Einblick in eine australische Spielhalle in Melbourne Bild: AFP

Nirgendwo geben die Menschen so viel Geld für Glücksspiel aus wie in Australien. Die Leidtragenden sind dabei diejenigen, die es sich eigentlich am wenigsten leisten können.

          4 Min.

          Der Ortsname ist etwas irreführend: In Sunshine ist nicht alles Sonnenschein. Der Vorort von Melbourne gehört zu den ärmeren Gegenden im Einzugsgebiet der Millionenmetropole. Das zeigt sich schon daran, dass am Bahnhof eine Gruppe voll ausgerüsteter Polizisten aufpasst. Die Geschäfte hinter dem Verkehrsknotenpunkt wirken heruntergekommen. Am Ende einer Straße, die von den Läden und Imbissen afrikanischer Einwanderer geprägt ist, geht es um die Ecke in Richtung des Derrimut-Hotels. Wie in Australien üblich, steht die Bezeichnung „Hotel“ dabei eigentlich für einen Pub, oder zu Deutsch: eine Kneipe. Allerdings ist das Derrimut-Hotel auch nicht nur das. Rund die Hälfte seiner Räumlichkeiten ist mit Spielautomaten vollgestellt. Öffnungszeiten: täglich bis vier Uhr morgens.

          Till Fähnders

          Politischer Korrespondent für Südostasien.

          Die Maschinen heißen „Golden Cash“, „Clover and Gold“ oder „Secret Tomb“. Auf den Bildschirmen drehen sich virtuelle Räder.
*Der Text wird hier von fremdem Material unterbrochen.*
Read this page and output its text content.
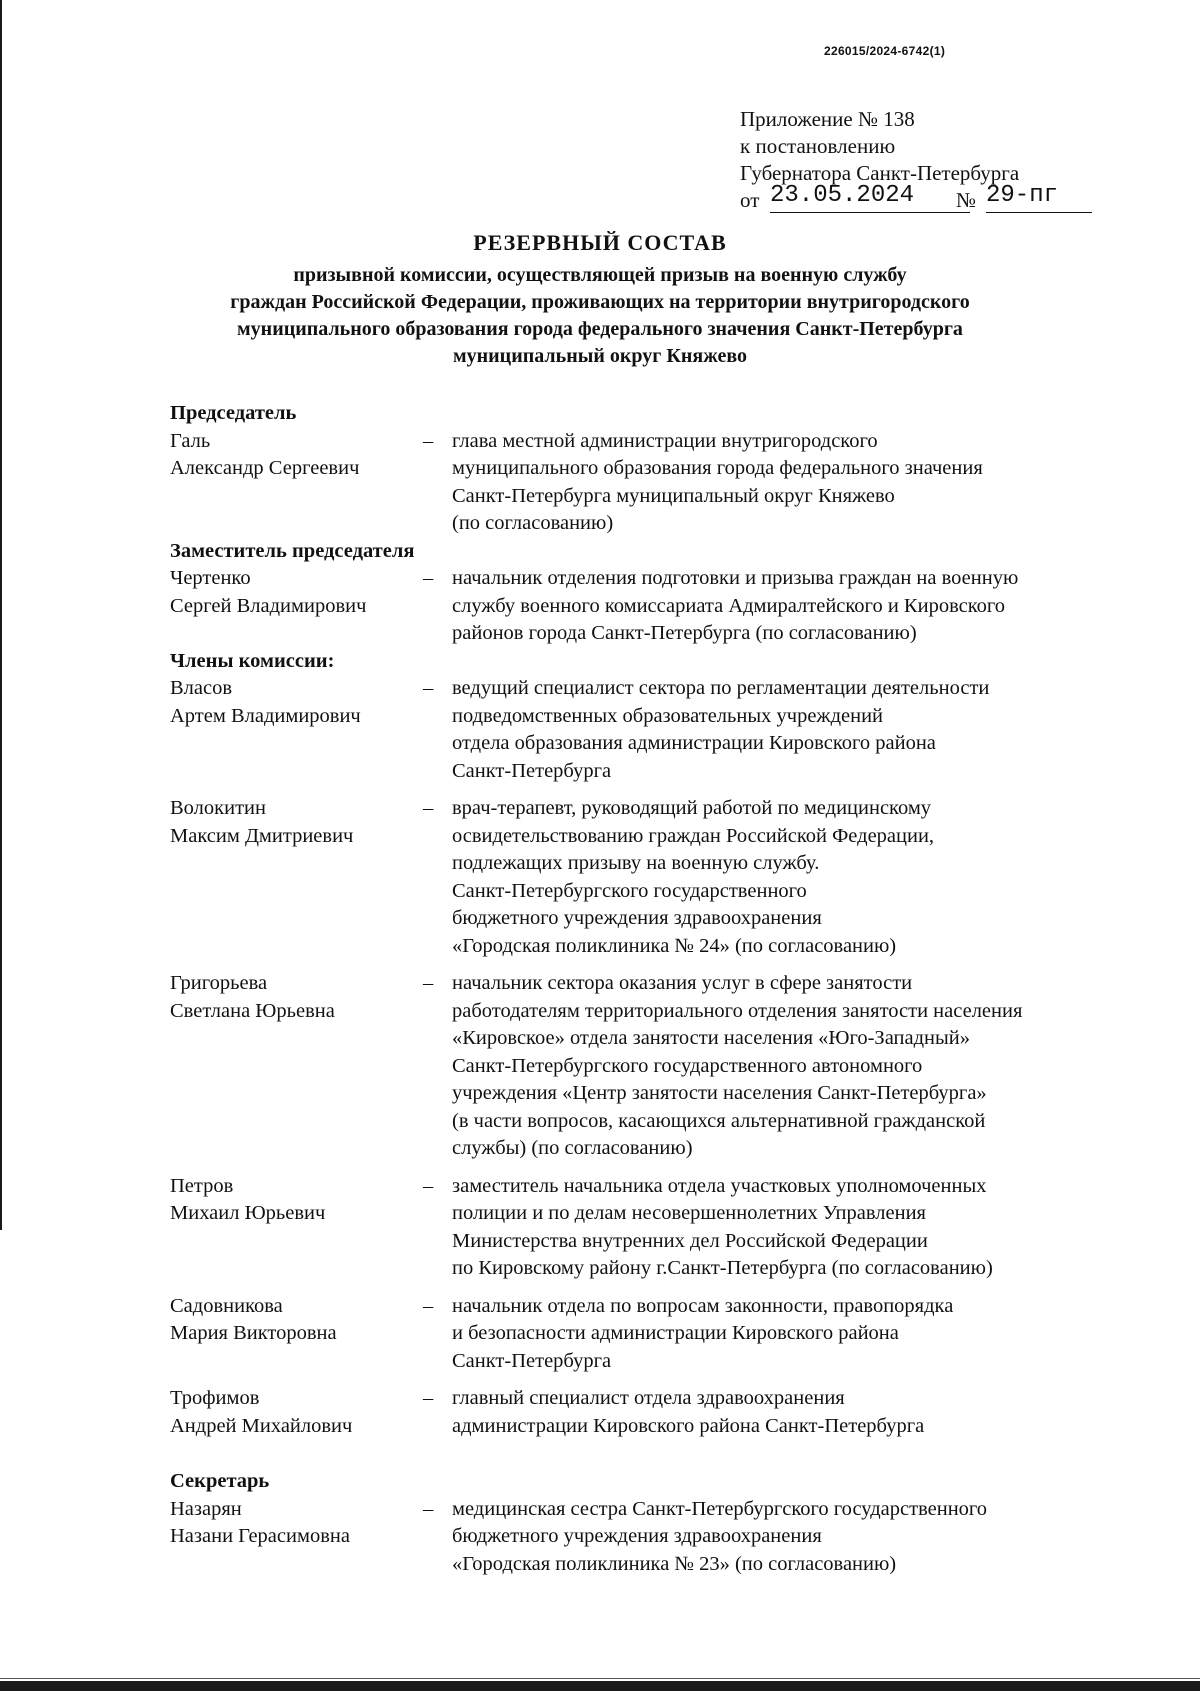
226015/2024-6742(1)
Приложение № 138
к постановлению
Губернатора Санкт-Петербурга
от 23.05.2024	№ 29-пг
РЕЗЕРВНЫЙ СОСТАВ
призывной комиссии, осуществляющей призыв на военную службу
граждан Российской Федерации, проживающих на территории внутригородского
муниципального образования города федерального значения Санкт-Петербурга
муниципальный округ Княжево
Председатель
Галь
Александр Сергеевич
– глава местной администрации внутригородского
муниципального образования города федерального значения
Санкт-Петербурга муниципальный округ Княжево
(по согласованию)
Заместитель председателя
Чертенко
Сергей Владимирович
– начальник отделения подготовки и призыва граждан на военную
службу военного комиссариата Адмиралтейского и Кировского
районов города Санкт-Петербурга (по согласованию)
Члены комиссии:
Власов
Артем Владимирович
– ведущий специалист сектора по регламентации деятельности
подведомственных образовательных учреждений
отдела образования администрации Кировского района
Санкт-Петербурга
Волокитин
Максим Дмитриевич
– врач-терапевт, руководящий работой по медицинскому
освидетельствованию граждан Российской Федерации,
подлежащих призыву на военную службу.
Санкт-Петербургского государственного
бюджетного учреждения здравоохранения
«Городская поликлиника № 24» (по согласованию)
Григорьева
Светлана Юрьевна
– начальник сектора оказания услуг в сфере занятости
работодателям территориального отделения занятости населения
«Кировское» отдела занятости населения «Юго-Западный»
Санкт-Петербургского государственного автономного
учреждения «Центр занятости населения Санкт-Петербурга»
(в части вопросов, касающихся альтернативной гражданской
службы) (по согласованию)
Петров
Михаил Юрьевич
– заместитель начальника отдела участковых уполномоченных
полиции и по делам несовершеннолетних Управления
Министерства внутренних дел Российской Федерации
по Кировскому району г.Санкт-Петербурга (по согласованию)
Садовникова
Мария Викторовна
– начальник отдела по вопросам законности, правопорядка
и безопасности администрации Кировского района
Санкт-Петербурга
Трофимов
Андрей Михайлович
– главный специалист отдела здравоохранения
администрации Кировского района Санкт-Петербурга
Секретарь
Назарян
Назани Герасимовна
– медицинская сестра Санкт-Петербургского государственного
бюджетного учреждения здравоохранения
«Городская поликлиника № 23» (по согласованию)
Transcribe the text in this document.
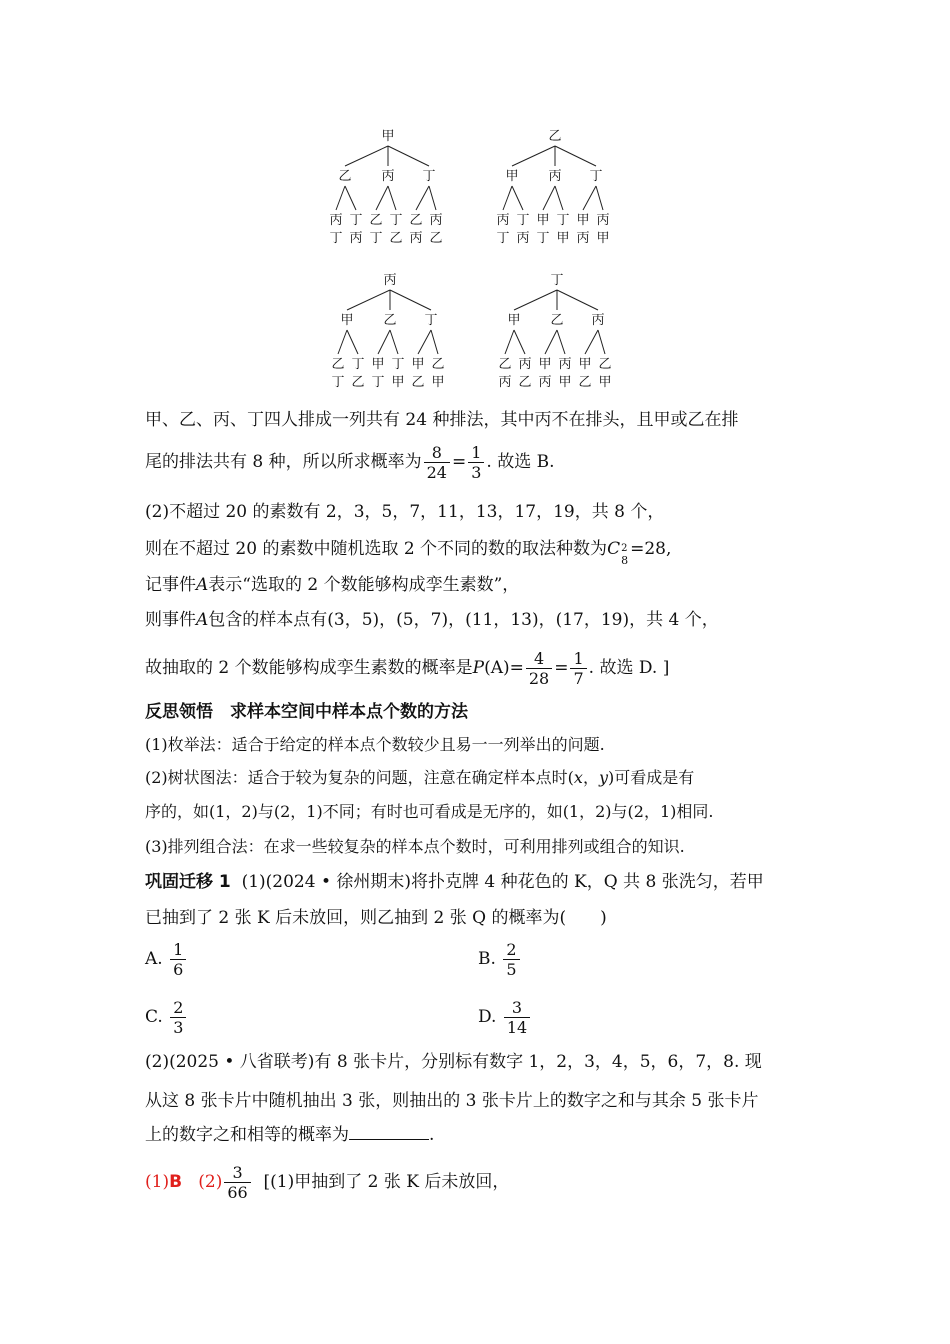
甲
乙
丙
丁
丁
丙
丙
乙
丁
丁
乙
丁
乙
丙
丙
乙
乙
甲
丙
丁
丁
丙
丙
甲
丁
丁
甲
丁
甲
丙
丙
甲
丙
甲
乙
丁
丁
乙
乙
甲
丁
丁
甲
丁
甲
乙
乙
甲
丁
甲
乙
丙
丙
乙
乙
甲
丙
丙
甲
丙
甲
乙
乙
甲
甲、乙、丙、丁四人排成一列共有 24 种排法，其中丙不在排头，且甲或乙在排
尾的排法共有 8 种，所以所求概率为 $\frac{8}{24} = \frac{1}{3}$ . 故选 B.
(2)不超过 20 的素数有 2，3，5，7，11，13，17，19，共 8 个，
则在不超过 20 的素数中随机选取 2 个不同的数的取法种数为C 2
8
=28,
记事件A表示“选取的 2 个数能够构成孪生素数”，
则事件A包含的样本点有(3，5)，(5，7)，(11，13)，(17，19)，共 4 个，
故抽取的 2 个数能够构成孪生素数的概率是$P(A)= \frac{4}{28} = \frac{1}{7}$ . 故选 D. ]
反思领悟　求样本空间中样本点个数的方法
(1)枚举法：适合于给定的样本点个数较少且易一一列举出的问题.
(2)树状图法：适合于较为复杂的问题，注意在确定样本点时(x，y)可看成是有
序的，如(1，2)与(2，1)不同；有时也可看成是无序的，如(1，2)与(2，1)相同.
(3)排列组合法：在求一些较复杂的样本点个数时，可利用排列或组合的知识.
巩固迁移 1 (1)(2024 • 徐州期末)将扑克牌 4 种花色的 K，Q 共 8 张洗匀，若甲
已抽到了 2 张 K 后未放回，则乙抽到 2 张 Q 的概率为(　　)
A. $\frac{1}{6}$	B. $\frac{2}{5}$
C. $\frac{2}{3}$	D. $\frac{3}{14}$
(2)(2025 • 八省联考)有 8 张卡片，分别标有数字 1，2，3，4，5，6，7，8. 现
从这 8 张卡片中随机抽出 3 张，则抽出的 3 张卡片上的数字之和与其余 5 张卡片
上的数字之和相等的概率为	.
(1)B $(2) \frac{3}{66} [(1)$甲抽到了 2 张 K 后未放回，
Bunte Symbole und Zahlen wirbeln durcheinander. Es fehlen nur die typischen Pieptöne der klassischen Spielautomaten. Dafür kommen Hits der achtziger und neunziger Jahre aus den Lautsprechern. Von den etwa 50 Automaten ist höchstens die Hälfte besetzt. An einem sitzen zwei junge Frauen mit Bierflaschen in den Händen, die mehrfach laut auflachen. Vor den meisten Flimmerkisten sitzen aber Männer mittleren Alters in angespannter Haltung. Und dann ist da noch die 75 Jahre alte Mary, die Münzen aus einem goldfarbenen Plastikbecher neben sich in den Schlitz einer Maschine wirft. Sie sei einmal die Woche da. „Ich komme hierher, um Gesellschaft zu haben“, sagt die betagte Dame.